Senators clash over impact of Dobbs ruling on IVF, other reproductive rights

Senate Democrats argued Wednesday that restrictions on in vitro fertilization (IVF) are the first in what will be a wave of unexpected barriers to women’s reproductive health access resulting from the overturning of Roe v. Wade. Senate Republicans said they’ve done the work to protect IVF access.

The hearing was the third on the topic of abortion since the Supreme Court’s Dobbs v. Jackson Women’s Health Organization decision overturned Roe in 2022.

Senate Judiciary Committee Chair Dick Durbin (D-Ill.) argued the decision opened the door to “heartbreaking” rulings, such as the Alabama Superior Court’s determination that frozen embryos are children, causing IVF treatment providers in Alabama to pause services.

Lourdes A. Rivera, president of nonprofit organization Pregnancy Justice, told the committee that many reproductive health issues are connected and rulings on one issue often impact others.

“If you’ve defined fertilized eggs, embryos and fetuses as legal persons with independent rights, it’s gonna affect everyone,” Rivera said. “It’s going to affect abortion, it’s going to affect access to IVF, it’s going to affect contraception and it’s going to affect the quality of health care that pregnant women and pregnant people are entitled to.”

Ranking member Sen. Lindsey Graham (R-S.C.) argued Alabama legislators corrected the court’s ruling when they passed a law protecting IVF clinics and patients from lawsuits or criminal charges from “the death or damage to an embryo.” He said Republicans are “absolutely committed” to ensuring IVF is available to families.

Graham emphasized that he supported Americans in growing their families, and he suggested encouraging people to participate in IVF with a tax credit.

“Somebody’s got to pay my Social Security — the more children the better,” Graham said jokingly.

Rep. Michelle Fischbach (R-Minn.), who served as a witness during the hearing, argued the meeting was an effort by Democratic committee members to mislead Americans into relating IVF with abortion access — and to “pretend like Republicans are launching an assault on reproductive rights.”

“But they hide behind false narratives like this, to drive their political agenda and to conceal deeply troubling features of their pro abortion agenda,” Fischbach said.

Senate Democrats are working on passing legislation establishing a statutory right to IVF and have received their first bipartisan supporters in two New York Republicans co-sponsoring a companion bill in the House.
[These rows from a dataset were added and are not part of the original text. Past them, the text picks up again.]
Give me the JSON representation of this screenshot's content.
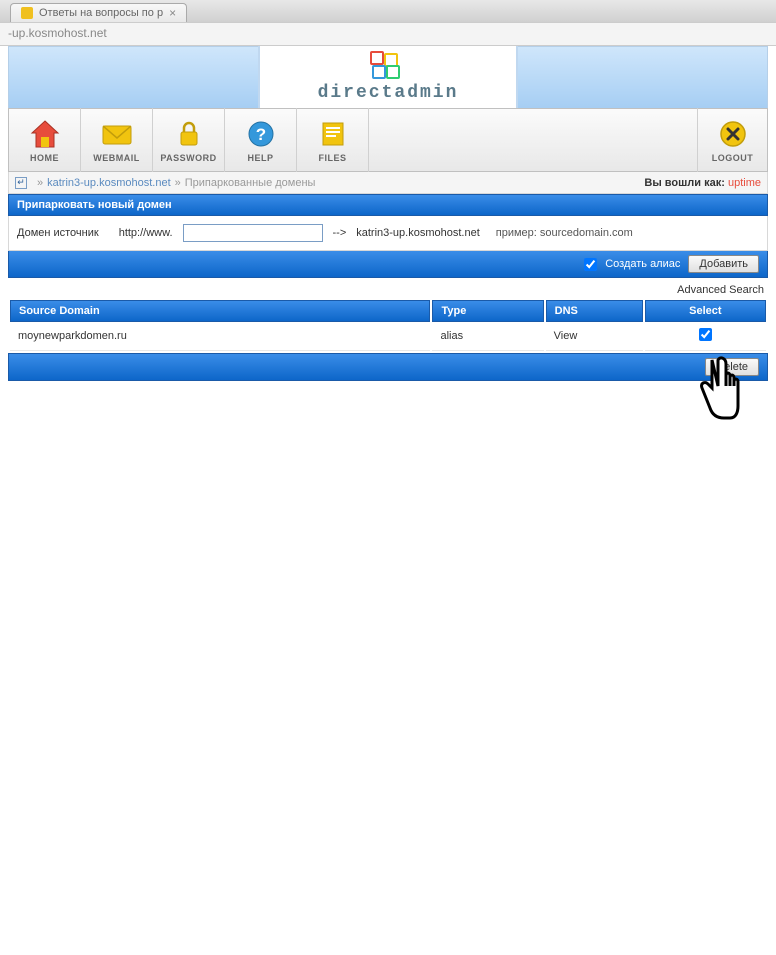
{
  "browser": {
    "tab_title": "Ответы на вопросы по р",
    "address": "-up.kosmohost.net"
  },
  "brand": "directadmin",
  "nav": {
    "home": "HOME",
    "webmail": "WEBMAIL",
    "password": "PASSWORD",
    "help": "HELP",
    "files": "FILES",
    "logout": "LOGOUT"
  },
  "breadcrumb": {
    "domain_link": "katrin3-up.kosmohost.net",
    "page": "Припаркованные домены",
    "logged_in_as": "Вы вошли как:",
    "user": "uptime"
  },
  "section": {
    "title": "Припарковать новый домен"
  },
  "form": {
    "label": "Домен источник",
    "prefix": "http://www.",
    "arrow": "-->",
    "target": "katrin3-up.kosmohost.net",
    "example": "пример: sourcedomain.com",
    "create_alias": "Создать алиас",
    "add_button": "Добавить"
  },
  "advanced_search": "Advanced Search",
  "table": {
    "headers": {
      "source": "Source Domain",
      "type": "Type",
      "dns": "DNS",
      "select": "Select"
    },
    "rows": [
      {
        "source": "moynewparkdomen.ru",
        "type": "alias",
        "dns": "View"
      }
    ]
  },
  "delete_button": "Delete"
}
GOP lawmakers have argued the bill opens the door for forms of genetic engineering and that it would take away doctors’ rights to refuse to administer an abortion for religious or moral reasons.

Sen. Cindy Hyde-Smith (R-Miss.) claimed the bill would legalize human cloning, “gene-edited designer babies” and “the creation of human-animal chimeras,” when Sen. Tammy Duckworth (D-Ill.), who introduced the bill, requested unanimous consent to consider the legislation in the upper chamber last month.
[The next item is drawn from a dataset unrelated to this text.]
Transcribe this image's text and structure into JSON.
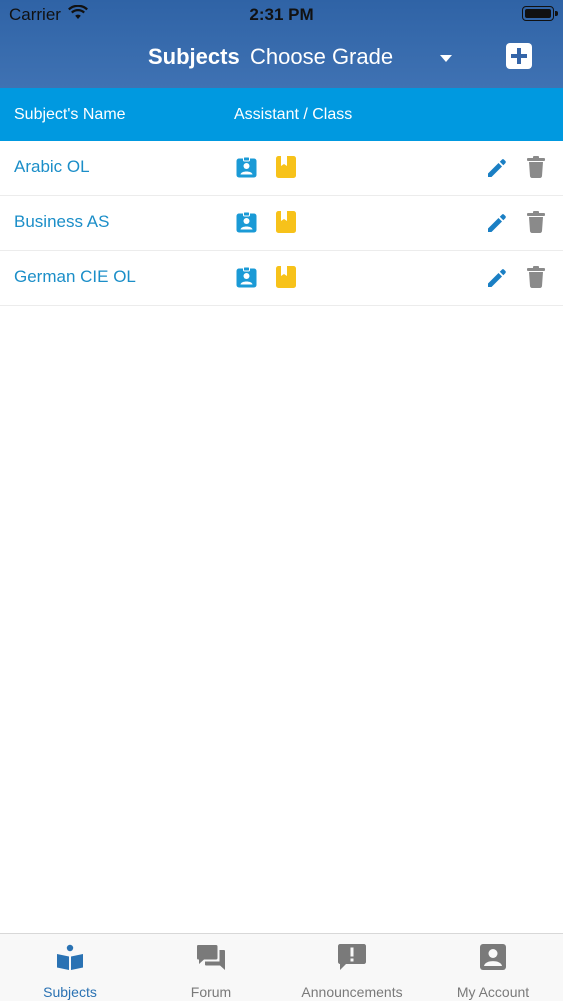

Hyde-Smith also argued the bill would force religious and anti-abortion organizations to “facilitate procedures that violate their core beliefs.”
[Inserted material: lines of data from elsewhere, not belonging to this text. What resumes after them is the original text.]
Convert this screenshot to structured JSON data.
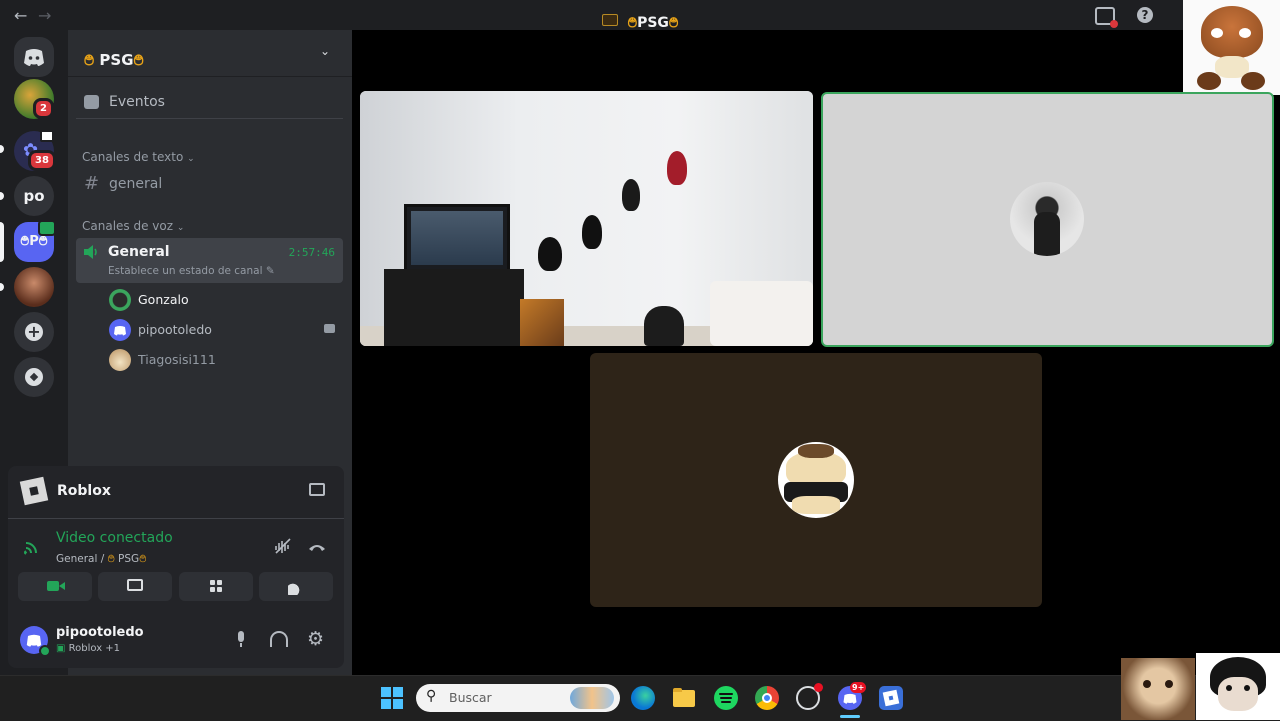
{
  "window": {
    "title_left_glyph": "࿉",
    "title": "PSG",
    "title_right_glyph": "࿉",
    "back_icon": "arrow-left-icon",
    "forward_icon": "arrow-right-icon"
  },
  "rail": {
    "servers": [
      {
        "name": "discord-home",
        "badge": ""
      },
      {
        "name": "server-avatar-1",
        "badge": "2"
      },
      {
        "name": "server-2",
        "badge": "38"
      },
      {
        "name": "server-po",
        "label": "po",
        "badge": ""
      },
      {
        "name": "server-psg",
        "label": "࿉P࿉",
        "badge": ""
      },
      {
        "name": "server-avatar-2",
        "badge": ""
      }
    ],
    "add_icon": "plus-icon",
    "discover_icon": "compass-icon"
  },
  "guild": {
    "glyph_left": "࿉",
    "name": "PSG",
    "glyph_right": "࿉",
    "events_label": "Eventos",
    "text_category": "Canales de texto",
    "text_channel": "general",
    "voice_category": "Canales de voz",
    "voice_channel": "General",
    "voice_timer": "2:57:46",
    "voice_status": "Establece un estado de canal",
    "members": [
      {
        "name": "Gonzalo",
        "color": "#f2f3f5"
      },
      {
        "name": "pipootoledo",
        "color": "#b5bac1"
      },
      {
        "name": "Tiagosisi111",
        "color": "#949ba4"
      }
    ]
  },
  "activity": {
    "game": "Roblox"
  },
  "connection": {
    "status": "Video conectado",
    "location_prefix": "General / ",
    "location_glyph_left": "࿉",
    "location_server": " PSG",
    "location_glyph_right": "࿉"
  },
  "user": {
    "name": "pipootoledo",
    "activity_text": "Roblox +1"
  },
  "taskbar": {
    "search_placeholder": "Buscar",
    "discord_badge": "9+"
  },
  "colors": {
    "accent_green": "#23a559",
    "speaking_border": "#3ba55d",
    "blurple": "#5865f2",
    "badge_red": "#da373c"
  }
}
Duckworth, who also served as a witness during the hearing and is an IVF patient, responded to Hyde-Smith’s remarks in her testimony Wednesday, saying statements like Hyde-Smith’s are a “bad faith effort to confuse the public” about the bill.

The legislation would establish a nationwide right for patients to receive IVF and allow doctors to provide the treatment per “widely accepted and evidence-based medical standards of care,” Duckworth said.